I paesi poveri e lo sconvolgimento dei "mercati"

RITAGLI     Il "Sud del Mondo" rischia di restare     MISSIONE AMICIZIA
ancora più solo

Giulio Albanese
("Avvenire", 10/10/’08)

La "bolla speculativa" è ormai scoppiata, il modello "economico-finanziario" globale è scosso alle fondamenta da una crisi di fiducia, grandi banche rischiano il fallimento, altre hanno addirittura già chiuso i battenti e i debiti sono diventati insostenibili, soprattutto per i Paesi del "Sud del Mondo". Si tratta di un "terremoto senza precedenti" che, secondo le stime del "Fondo Monetario Internazionale" nel "Global financial stability report", costerà almeno 1.400 miliardi di dollari, una cifra significativamente più alta di quella stimata in Aprile.

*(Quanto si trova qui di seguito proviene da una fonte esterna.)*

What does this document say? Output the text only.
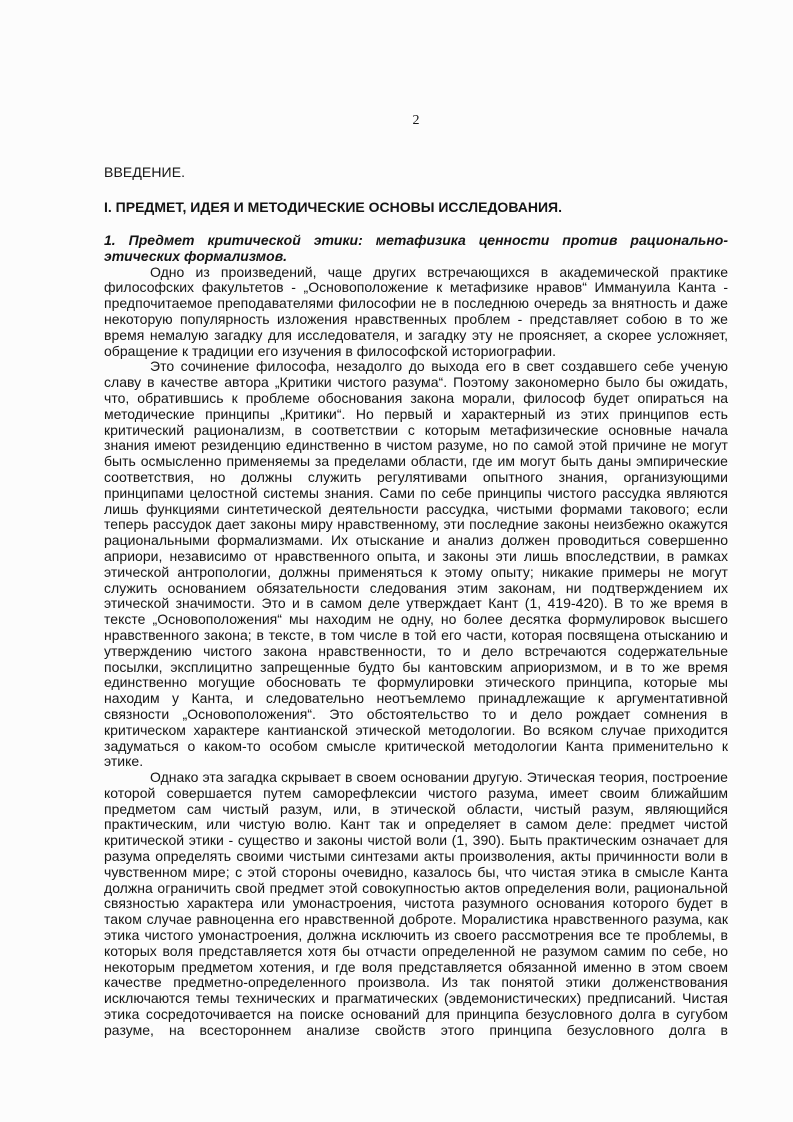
2
ВВЕДЕНИЕ.
I. ПРЕДМЕТ, ИДЕЯ И МЕТОДИЧЕСКИЕ ОСНОВЫ ИССЛЕДОВАНИЯ.
1. Предмет критической этики: метафизика ценности против рационально-этических формализмов.

Одно из произведений, чаще других встречающихся в академической практике философских факультетов - „Основоположение к метафизике нравов“ Иммануила Канта - предпочитаемое преподавателями философии не в последнюю очередь за внятность и даже некоторую популярность изложения нравственных проблем - представляет собою в то же время немалую загадку для исследователя, и загадку эту не проясняет, а скорее усложняет, обращение к традиции его изучения в философской историографии.

Это сочинение философа, незадолго до выхода его в свет создавшего себе ученую славу в качестве автора „Критики чистого разума“. Поэтому закономерно было бы ожидать, что, обратившись к проблеме обоснования закона морали, философ будет опираться на методические принципы „Критики“. Но первый и характерный из этих принципов есть критический рационализм, в соответствии с которым метафизические основные начала знания имеют резиденцию единственно в чистом разуме, но по самой этой причине не могут быть осмысленно применяемы за пределами области, где им могут быть даны эмпирические соответствия, но должны служить регулятивами опытного знания, организующими принципами целостной системы знания. Сами по себе принципы чистого рассудка являются лишь функциями синтетической деятельности рассудка, чистыми формами такового; если теперь рассудок дает законы миру нравственному, эти последние законы неизбежно окажутся рациональными формализмами. Их отыскание и анализ должен проводиться совершенно априори, независимо от нравственного опыта, и законы эти лишь впоследствии, в рамках этической антропологии, должны применяться к этому опыту; никакие примеры не могут служить основанием обязательности следования этим законам, ни подтверждением их этической значимости. Это и в самом деле утверждает Кант (1, 419-420). В то же время в тексте „Основоположения“ мы находим не одну, но более десятка формулировок высшего нравственного закона; в тексте, в том числе в той его части, которая посвящена отысканию и утверждению чистого закона нравственности, то и дело встречаются содержательные посылки, эксплицитно запрещенные будто бы кантовским априоризмом, и в то же время единственно могущие обосновать те формулировки этического принципа, которые мы находим у Канта, и следовательно неотъемлемо принадлежащие к аргументативной связности „Основоположения“. Это обстоятельство то и дело рождает сомнения в критическом характере кантианской этической методологии. Во всяком случае приходится задуматься о каком-то особом смысле критической методологии Канта применительно к этике.

Однако эта загадка скрывает в своем основании другую. Этическая теория, построение которой совершается путем саморефлексии чистого разума, имеет своим ближайшим предметом сам чистый разум, или, в этической области, чистый разум, являющийся практическим, или чистую волю. Кант так и определяет в самом деле: предмет чистой критической этики - существо и законы чистой воли (1, 390). Быть практическим означает для разума определять своими чистыми синтезами акты произволения, акты причинности воли в чувственном мире; с этой стороны очевидно, казалось бы, что чистая этика в смысле Канта должна ограничить свой предмет этой совокупностью актов определения воли, рациональной связностью характера или умонастроения, чистота разумного основания которого будет в таком случае равноценна его нравственной доброте. Моралистика нравственного разума, как этика чистого умонастроения, должна исключить из своего рассмотрения все те проблемы, в которых воля представляется хотя бы отчасти определенной не разумом самим по себе, но некоторым предметом хотения, и где воля представляется обязанной именно в этом своем качестве предметно-определенного произвола. Из так понятой этики долженствования исключаются темы технических и прагматических (эвдемонистических) предписаний. Чистая этика сосредоточивается на поиске оснований для принципа безусловного долга в сугубом разуме, на всестороннем анализе свойств этого принципа безусловного долга в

Sempre secondo la stessa fonte, finora sarebbero emerse soltanto il 55% delle perdite potenziali conosciute.
Ma lo scenario, per certi versi, è ancora più inquietante se si fa riferimento alla "bolla" dei cosiddetti "derivati finanziari" ("Otc"), cioè le scommesse sugli interessi, sui cambi, sul mercato a termine o sulle azioni che due "controparti" stipulano tra loro.
Infatti il valore nozionale di questi "derivati", che non figurano sui "bilanci" delle banche e non sono negoziati sui "mercati" ufficiali, è arrivato alle stelle: stando ai dati pubblicati sul "bollettino trimestrale" della "Banca dei regolamenti internazionali" ("Bri") di Basilea, alla fine del Giugno scorso, risultava che i "titoli" derivati "Otc" ammontavano a 600mila miliardi di dollari. Più che un "buco" si tratta di una vera e propria "voragine", determinata da oltre un decennio di finanza "allegra" all’insegna della "deregulation".

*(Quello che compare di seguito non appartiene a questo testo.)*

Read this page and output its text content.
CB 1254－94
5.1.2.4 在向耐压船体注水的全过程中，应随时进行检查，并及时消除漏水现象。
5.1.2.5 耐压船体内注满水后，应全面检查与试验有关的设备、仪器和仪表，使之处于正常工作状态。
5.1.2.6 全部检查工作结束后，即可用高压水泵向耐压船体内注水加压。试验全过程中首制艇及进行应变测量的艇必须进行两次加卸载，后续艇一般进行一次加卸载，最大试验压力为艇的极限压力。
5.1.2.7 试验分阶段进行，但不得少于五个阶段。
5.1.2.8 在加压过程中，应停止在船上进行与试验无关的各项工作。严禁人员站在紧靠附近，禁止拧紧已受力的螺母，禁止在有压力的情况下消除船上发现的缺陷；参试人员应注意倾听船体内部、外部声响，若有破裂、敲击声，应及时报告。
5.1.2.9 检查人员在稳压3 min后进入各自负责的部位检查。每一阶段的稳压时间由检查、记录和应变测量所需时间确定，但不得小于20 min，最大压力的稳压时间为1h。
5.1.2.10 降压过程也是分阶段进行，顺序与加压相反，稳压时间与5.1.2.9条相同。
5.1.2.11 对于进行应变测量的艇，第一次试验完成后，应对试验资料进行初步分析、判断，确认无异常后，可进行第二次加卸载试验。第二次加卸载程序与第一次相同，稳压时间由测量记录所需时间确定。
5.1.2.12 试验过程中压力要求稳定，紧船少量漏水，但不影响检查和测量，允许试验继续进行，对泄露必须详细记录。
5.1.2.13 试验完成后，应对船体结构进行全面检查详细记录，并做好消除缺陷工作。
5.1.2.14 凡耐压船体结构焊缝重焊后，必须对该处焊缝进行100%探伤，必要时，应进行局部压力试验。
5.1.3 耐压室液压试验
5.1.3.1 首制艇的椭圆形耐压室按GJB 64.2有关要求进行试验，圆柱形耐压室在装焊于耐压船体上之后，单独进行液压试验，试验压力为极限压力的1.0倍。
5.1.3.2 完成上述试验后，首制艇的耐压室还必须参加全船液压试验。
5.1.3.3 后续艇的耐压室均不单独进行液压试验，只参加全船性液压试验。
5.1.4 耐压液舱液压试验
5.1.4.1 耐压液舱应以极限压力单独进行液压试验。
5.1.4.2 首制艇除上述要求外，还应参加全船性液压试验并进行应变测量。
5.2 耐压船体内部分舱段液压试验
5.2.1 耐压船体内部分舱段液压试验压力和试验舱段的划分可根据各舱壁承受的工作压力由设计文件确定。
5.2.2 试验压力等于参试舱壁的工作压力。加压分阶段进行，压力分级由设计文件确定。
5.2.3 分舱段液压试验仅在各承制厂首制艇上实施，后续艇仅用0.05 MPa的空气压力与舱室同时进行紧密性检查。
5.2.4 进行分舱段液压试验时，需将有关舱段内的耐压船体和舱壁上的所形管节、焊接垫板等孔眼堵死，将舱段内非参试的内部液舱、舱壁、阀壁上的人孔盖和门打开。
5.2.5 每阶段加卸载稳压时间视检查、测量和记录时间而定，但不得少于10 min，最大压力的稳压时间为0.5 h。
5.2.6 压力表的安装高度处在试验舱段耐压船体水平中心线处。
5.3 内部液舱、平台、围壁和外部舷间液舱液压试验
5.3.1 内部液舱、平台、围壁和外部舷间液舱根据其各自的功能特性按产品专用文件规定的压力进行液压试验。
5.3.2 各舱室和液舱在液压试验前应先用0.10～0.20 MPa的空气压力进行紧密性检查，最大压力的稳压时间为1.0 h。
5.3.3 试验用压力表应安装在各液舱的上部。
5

In questo quadro, una domanda che certo non sta turbando i "guru" dell’economia mondiale riguarda gli scenari che possono aprirsi nei Paesi del "Sud del Mondo".
Per quanto concerne l’
Africa, il problema fondamentale è che i Governi locali dipendendo dagli aiuti stranieri: in alcuni Stati, essi costituiscono addirittura il 40 per cento del "bilancio". Denaro che a questo punto diminuirà sensibilmente, perché l’attuale "crisi finanziaria internazionale" avrà delle fortissime ripercussioni sulla "cooperazione allo sviluppo". Alcuni analisti ritengono comunque che l’arretratezza del sistema "creditizio" africano possa paradossalmente rappresentare un fattore positivo, avendo impedito al Continente di non cadere nella trappola dei "titoli tossici" di "Wall Street". Un ragionamento non del tutto convincente, se si considera che in questi anni sono stati i Paesi in via di sviluppo e dunque anche quelli africani a sostenere finanziariamente il sistema bancario e finanziario internazionale. Basterebbe fare la somma degli interessi sul debito pagati da questi Governi, unitamente alle scarsissime entrate delle "materie prime" e delle esportazioni più in generale, per comprendere che sono stati in gran parte proprio loro, i Paesi poveri, a mantenere in piedi un sistema che oggi si dimostra fallimentare.
Una cosa è certa: l’Africa continua ad essere sempre più penalizzata dal "carovita", indebitandosi a dismisura. Da rilevare che il "Comptroller of the Currency statunitense", l’ente ufficiale di "monitoraggio finanziario", nel "resoconto" del 31 Dicembre 2007, affermava che le banche
"Usa" particolarmente esposte alla crisi erano la "JP Morgan Chase", con un totale di "derivati" pari a 85mila miliardi di dollari, la "Citigroup" con 37mila miliardi e la "Bank of America" con 33mila miliardi.
Se si considera che nello stesso periodo il "Pil" complessivo dell’"Africa Subsahariana" ammontava a 990 miliardi di dollari, viene spontaneo pensare a quanto il mondo dell’"alta finanza" sia bisognoso di "redenzione". Economisti e politici illuminati auspicano la convocazione di una nuova "Bretton Woods", ovvero una "Conferenza internazionale" in cui decretare la penalizzazione di ogni forma di "speculazione", per stabilire "parità monetarie" che consentano un sano sviluppo del commercio a lungo termine finalizzato allo sviluppo di tutti i popoli, anche perché nell’attuale "congiuntura" sono i Paesi poveri a pagare il prezzo più alto. Soprattutto in vite umane.